As much as Cho is a definitive example of a sociopath, Ted Bundy was a classic psychopath. Invariably described as handsome, charming, articulate and educated, Bundy used his superficial charm to seduce or at least temporarily gain the trust of women. Once they were alone with them, he would bludgeon, strangle and rape them, often after they died. While he eventually confessed to 30 murders, some—particularly those in law enforcement—are convinced there are more.
Bundy, originally from Vermont, had a childhood love of skiing that led to a
habit of shoplifting items he couldn’t afford. He started by stealing small items, then moved up to skis and other equipment, eventually developing the nerve to forge ski passes and even lift tickets. He was arrested twice as a minor, but those records have been destroyed and he appears to have done no time in jail.
He was popular as a youth, despite being a compulsive liar and admitting, “I didn’t know what made people want to be friends. I didn’t know what underlay social interactions.” This sort of revelation is not uncommon among psychopaths. Without the ability to care about other people, psychopaths are unable to understand or express many common emotions like grief. This was well illustrated when Nicole Kidman was preparing for a role as a psychopath in the film Malice.
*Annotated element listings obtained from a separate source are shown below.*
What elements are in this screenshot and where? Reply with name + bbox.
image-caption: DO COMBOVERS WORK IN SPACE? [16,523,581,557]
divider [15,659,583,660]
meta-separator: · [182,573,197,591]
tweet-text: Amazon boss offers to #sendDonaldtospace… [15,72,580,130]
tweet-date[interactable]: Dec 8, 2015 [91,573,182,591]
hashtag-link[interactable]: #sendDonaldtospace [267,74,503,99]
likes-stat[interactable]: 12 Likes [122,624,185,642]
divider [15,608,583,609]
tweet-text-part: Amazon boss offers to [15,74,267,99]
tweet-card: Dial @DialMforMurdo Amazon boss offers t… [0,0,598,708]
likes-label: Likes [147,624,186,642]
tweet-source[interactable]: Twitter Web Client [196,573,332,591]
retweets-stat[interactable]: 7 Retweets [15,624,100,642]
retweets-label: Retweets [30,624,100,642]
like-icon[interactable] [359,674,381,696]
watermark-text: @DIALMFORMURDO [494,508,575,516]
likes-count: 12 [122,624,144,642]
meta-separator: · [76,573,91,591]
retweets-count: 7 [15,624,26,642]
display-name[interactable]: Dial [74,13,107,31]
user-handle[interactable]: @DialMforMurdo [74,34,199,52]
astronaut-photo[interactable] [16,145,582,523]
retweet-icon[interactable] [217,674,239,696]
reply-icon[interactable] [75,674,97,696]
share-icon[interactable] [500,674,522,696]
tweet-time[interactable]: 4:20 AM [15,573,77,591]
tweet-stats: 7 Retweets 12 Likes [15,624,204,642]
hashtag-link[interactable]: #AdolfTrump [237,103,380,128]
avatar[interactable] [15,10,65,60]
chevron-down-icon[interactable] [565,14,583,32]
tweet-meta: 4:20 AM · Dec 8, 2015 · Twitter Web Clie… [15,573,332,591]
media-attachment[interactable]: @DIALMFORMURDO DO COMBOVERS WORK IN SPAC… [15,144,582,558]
She turned to Dr. Robert Hare, a professor emeritus at the University of British Columbia in Vancouver and one of the world’s leading authorities on psychopaths. Hare, who has written extensively on the subject and has consulted with the FBI, RCMP and other agencies on criminal investigations, told her to imagine a scenario:
You’re walking down a street and there’s an accident. A car has hit a child in the crosswalk. A crowd of people gather round. You walk up, the child’s lying on the ground and there’s blood running all over the place. You get a little blood on your shoes and you look down and say, “Oh shit.” You look over at the child, kind of interested, but you’re not repelled or horrified. You’re just interested. Then you look at the mother, and you’re really fascinated by the mother, who’s emoting, crying out, doing all these different things. After a few minutes you turn away and go back to your house. You go into the bathroom and practice mimicking the facial expressions of the mother. That’s the psychopath: somebody who doesn’t understand what’s going on emotionally, but understands that something important has happened.